Preimplantation Genetic Screening (PGS)

A procedure in which couples simply want to make sure the embryos being transferred back are chromosomally normal. The biopsy can either be performed on Day 3 or Day 5 blastocysts (embryo). The advantage of doing a day 5 trophoectoderm biopsy is that multiple cells (not just one that is done on Day 3) can be biopsied, usually from the area of the blastocysts that is destined to be the placenta. Presently, there are two ways to screen embryos, either through Flourescent In-Situ Hybridization (FISH) or Comparative Genetic Hybridization (CGH). FISH can not check all of the chromosomes, so only a few are checked. CGH can check all 46 (including sex) chromosomes and is becoming commercially available. Both of these procedures only check for the number of chromosomes, which can avoid genetic defects such as Downs Syndrome. With a Day 3 transfer, the resulting fresh blastocyst can be transferred back fresh on Day 5. If one desires to do CGH, the biopsied embryo must presently be frozen because it takes a few weeks to get the results back. Then, the normal embryos are thawed and transferred back. As several articles are pointing out however, the biopsied cells that are being screened with these two technologies are not necessarily representative of the cell itself. Some abnormal embryos seem to self-correct and become normal babies and vice versa. Pregnancy rates also appear to be lower when the embryos are biopsied like this.

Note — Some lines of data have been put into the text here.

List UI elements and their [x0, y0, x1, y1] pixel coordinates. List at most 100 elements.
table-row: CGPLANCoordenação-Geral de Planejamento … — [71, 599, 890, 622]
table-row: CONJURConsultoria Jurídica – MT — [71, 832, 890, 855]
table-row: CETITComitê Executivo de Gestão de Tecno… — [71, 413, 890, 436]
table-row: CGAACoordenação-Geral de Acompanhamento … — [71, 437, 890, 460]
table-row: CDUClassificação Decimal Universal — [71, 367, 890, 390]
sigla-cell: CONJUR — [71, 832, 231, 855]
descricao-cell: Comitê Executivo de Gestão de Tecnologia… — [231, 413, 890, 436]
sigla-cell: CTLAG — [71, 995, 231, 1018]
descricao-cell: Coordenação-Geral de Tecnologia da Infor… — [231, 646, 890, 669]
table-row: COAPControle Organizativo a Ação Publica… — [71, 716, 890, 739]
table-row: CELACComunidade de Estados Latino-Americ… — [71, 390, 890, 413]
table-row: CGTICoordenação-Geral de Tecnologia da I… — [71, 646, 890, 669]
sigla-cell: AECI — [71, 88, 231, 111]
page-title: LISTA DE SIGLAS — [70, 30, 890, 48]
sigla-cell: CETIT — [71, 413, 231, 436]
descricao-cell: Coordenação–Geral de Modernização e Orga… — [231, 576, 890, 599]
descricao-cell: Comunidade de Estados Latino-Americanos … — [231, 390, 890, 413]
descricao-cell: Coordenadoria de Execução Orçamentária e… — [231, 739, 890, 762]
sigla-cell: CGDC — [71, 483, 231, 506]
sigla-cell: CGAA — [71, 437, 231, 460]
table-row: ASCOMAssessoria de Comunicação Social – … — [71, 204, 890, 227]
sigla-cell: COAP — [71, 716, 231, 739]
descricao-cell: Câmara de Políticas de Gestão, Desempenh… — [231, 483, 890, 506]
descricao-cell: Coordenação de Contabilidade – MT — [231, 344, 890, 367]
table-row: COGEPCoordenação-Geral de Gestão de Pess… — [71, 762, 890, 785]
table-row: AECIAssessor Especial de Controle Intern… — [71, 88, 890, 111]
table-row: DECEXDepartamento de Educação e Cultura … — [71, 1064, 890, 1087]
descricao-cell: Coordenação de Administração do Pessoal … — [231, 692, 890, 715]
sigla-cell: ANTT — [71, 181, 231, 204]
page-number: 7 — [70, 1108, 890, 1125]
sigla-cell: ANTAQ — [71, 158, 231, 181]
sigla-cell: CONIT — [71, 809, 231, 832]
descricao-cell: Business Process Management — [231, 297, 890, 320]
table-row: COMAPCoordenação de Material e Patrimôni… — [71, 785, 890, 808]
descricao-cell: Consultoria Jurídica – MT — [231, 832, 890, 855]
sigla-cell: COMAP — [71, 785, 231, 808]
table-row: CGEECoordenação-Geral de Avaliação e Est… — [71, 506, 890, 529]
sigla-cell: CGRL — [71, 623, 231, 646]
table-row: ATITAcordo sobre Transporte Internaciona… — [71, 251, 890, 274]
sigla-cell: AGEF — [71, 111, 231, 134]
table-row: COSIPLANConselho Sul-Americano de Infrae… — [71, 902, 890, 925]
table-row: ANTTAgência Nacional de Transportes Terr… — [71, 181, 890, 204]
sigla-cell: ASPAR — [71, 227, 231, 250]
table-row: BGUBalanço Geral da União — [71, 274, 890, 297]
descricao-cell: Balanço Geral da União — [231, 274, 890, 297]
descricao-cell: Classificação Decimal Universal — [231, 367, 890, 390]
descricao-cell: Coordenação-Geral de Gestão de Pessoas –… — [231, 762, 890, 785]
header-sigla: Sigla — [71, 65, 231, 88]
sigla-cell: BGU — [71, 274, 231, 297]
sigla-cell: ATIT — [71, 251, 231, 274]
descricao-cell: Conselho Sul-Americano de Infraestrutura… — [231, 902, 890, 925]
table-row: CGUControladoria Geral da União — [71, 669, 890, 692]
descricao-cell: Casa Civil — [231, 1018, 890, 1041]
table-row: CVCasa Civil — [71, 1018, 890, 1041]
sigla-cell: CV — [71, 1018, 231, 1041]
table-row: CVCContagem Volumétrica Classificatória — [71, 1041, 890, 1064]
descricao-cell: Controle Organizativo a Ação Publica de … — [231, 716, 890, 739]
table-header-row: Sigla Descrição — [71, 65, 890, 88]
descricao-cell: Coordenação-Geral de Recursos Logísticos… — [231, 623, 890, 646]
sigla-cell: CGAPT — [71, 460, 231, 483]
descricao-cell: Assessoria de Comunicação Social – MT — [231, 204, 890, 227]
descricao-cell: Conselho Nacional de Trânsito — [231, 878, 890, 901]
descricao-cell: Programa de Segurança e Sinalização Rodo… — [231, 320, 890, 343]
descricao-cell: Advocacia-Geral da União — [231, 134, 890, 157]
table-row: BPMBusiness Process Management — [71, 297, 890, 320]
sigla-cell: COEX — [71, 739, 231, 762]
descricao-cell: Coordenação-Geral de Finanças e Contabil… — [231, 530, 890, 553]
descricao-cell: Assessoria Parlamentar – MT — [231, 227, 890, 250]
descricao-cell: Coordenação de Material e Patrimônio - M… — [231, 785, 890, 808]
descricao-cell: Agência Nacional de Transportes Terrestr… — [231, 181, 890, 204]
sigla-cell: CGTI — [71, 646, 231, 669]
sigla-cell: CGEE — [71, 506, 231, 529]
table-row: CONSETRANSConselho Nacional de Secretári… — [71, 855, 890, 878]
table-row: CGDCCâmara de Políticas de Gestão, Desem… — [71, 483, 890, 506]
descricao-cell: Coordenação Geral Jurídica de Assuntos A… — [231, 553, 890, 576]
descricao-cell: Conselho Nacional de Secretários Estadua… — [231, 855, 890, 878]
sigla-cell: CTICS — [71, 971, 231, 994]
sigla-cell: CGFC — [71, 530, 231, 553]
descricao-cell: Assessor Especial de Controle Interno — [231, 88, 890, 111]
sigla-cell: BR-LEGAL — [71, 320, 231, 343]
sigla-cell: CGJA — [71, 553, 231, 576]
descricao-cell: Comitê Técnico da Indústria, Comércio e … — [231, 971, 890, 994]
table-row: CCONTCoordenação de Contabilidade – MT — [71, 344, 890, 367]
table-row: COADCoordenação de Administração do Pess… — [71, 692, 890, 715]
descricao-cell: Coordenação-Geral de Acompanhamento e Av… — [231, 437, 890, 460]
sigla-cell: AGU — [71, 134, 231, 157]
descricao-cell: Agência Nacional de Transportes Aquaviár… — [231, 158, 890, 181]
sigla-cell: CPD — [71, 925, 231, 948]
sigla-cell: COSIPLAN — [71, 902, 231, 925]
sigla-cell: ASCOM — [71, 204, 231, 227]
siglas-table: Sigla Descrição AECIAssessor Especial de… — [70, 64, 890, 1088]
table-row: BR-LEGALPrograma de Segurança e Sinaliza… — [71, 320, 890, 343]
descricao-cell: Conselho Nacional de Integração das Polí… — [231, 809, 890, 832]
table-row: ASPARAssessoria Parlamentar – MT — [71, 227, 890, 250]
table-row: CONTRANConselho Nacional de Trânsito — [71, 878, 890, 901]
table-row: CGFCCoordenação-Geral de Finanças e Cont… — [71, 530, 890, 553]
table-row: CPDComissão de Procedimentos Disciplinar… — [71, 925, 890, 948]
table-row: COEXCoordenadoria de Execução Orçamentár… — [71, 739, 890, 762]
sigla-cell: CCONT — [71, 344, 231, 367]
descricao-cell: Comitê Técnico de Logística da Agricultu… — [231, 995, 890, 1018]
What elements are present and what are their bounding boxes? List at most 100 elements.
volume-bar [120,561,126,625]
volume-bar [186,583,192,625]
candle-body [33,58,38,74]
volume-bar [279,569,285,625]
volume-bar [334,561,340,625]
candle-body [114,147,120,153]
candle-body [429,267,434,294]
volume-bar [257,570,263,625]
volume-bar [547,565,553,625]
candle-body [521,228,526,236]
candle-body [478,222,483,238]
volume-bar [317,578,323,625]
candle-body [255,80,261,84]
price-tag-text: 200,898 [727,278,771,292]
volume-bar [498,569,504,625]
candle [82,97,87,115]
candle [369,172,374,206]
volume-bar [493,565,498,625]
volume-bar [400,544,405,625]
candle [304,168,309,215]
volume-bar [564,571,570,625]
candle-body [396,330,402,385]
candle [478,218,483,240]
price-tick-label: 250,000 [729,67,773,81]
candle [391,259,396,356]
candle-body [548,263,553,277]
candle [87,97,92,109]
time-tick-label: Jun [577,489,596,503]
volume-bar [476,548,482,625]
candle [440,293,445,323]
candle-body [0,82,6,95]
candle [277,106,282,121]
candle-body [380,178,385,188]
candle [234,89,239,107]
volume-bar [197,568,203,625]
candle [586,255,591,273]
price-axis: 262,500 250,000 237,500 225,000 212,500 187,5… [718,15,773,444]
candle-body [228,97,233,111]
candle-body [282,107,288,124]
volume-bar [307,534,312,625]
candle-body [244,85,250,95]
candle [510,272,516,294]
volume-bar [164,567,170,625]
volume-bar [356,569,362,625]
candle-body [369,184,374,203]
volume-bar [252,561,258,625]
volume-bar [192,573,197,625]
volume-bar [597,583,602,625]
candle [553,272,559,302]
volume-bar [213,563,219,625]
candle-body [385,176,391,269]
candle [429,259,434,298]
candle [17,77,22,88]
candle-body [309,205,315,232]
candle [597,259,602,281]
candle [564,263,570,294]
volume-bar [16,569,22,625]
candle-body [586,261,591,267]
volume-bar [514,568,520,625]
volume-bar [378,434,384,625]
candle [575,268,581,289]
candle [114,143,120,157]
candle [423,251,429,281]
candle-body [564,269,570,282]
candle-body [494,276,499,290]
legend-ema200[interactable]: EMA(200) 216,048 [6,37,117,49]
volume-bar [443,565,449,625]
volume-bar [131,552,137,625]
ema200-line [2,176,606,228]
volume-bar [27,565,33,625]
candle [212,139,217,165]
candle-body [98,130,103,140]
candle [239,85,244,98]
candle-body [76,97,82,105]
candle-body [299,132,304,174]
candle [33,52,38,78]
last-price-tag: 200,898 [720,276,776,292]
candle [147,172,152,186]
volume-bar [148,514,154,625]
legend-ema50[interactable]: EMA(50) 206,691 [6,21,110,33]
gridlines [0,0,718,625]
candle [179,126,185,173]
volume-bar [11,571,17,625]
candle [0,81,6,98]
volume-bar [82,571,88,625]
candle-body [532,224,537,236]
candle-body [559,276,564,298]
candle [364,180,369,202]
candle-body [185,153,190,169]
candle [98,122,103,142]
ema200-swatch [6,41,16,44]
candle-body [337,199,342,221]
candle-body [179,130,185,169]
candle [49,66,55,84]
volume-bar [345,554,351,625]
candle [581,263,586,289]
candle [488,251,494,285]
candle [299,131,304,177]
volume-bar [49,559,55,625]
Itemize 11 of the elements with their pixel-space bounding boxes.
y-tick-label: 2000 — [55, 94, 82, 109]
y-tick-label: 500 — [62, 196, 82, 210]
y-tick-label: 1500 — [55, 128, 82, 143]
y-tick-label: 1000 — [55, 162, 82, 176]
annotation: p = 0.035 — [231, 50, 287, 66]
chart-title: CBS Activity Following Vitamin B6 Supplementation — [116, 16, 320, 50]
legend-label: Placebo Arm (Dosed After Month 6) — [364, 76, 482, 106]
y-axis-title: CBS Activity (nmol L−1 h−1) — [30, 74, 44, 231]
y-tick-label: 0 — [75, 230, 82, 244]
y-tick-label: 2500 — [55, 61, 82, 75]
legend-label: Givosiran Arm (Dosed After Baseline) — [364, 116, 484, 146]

Although CGH is more complete than FISH for checking chromosomes, CGH is in its infancy and requires at present the freezing of the biopsied blastocyst with eventual thawing of the normal blastocyst for transfer. At present, PGS remains controversial in the fertility world, and is not presently recommended by the community for simple screening purposes.

Microarray Chips are presently under scientific investigation in which several hundreds of genes (not just the chromosome number) can be evaluated in each embryo. Lethal and/or debilitating genes found in embryos can primarily be evaluated and only those that do not carry these genes can be transferred, but this technology is still a few years away from being commercially available.

There are still many more technologies being developed, such as finding embryo markers in culture media that by simply checking the media and not manipulating the embryo, we may be able to determine the best embryo. Others are studying flow dynamics to try and mimic the fallopian tube environment for the embryo. Whereas these make sense, we are hopeful that within a few years, we will be able to provide these technologies to you to not only improve pregnancy rates, but to also provide diagnosis when needed.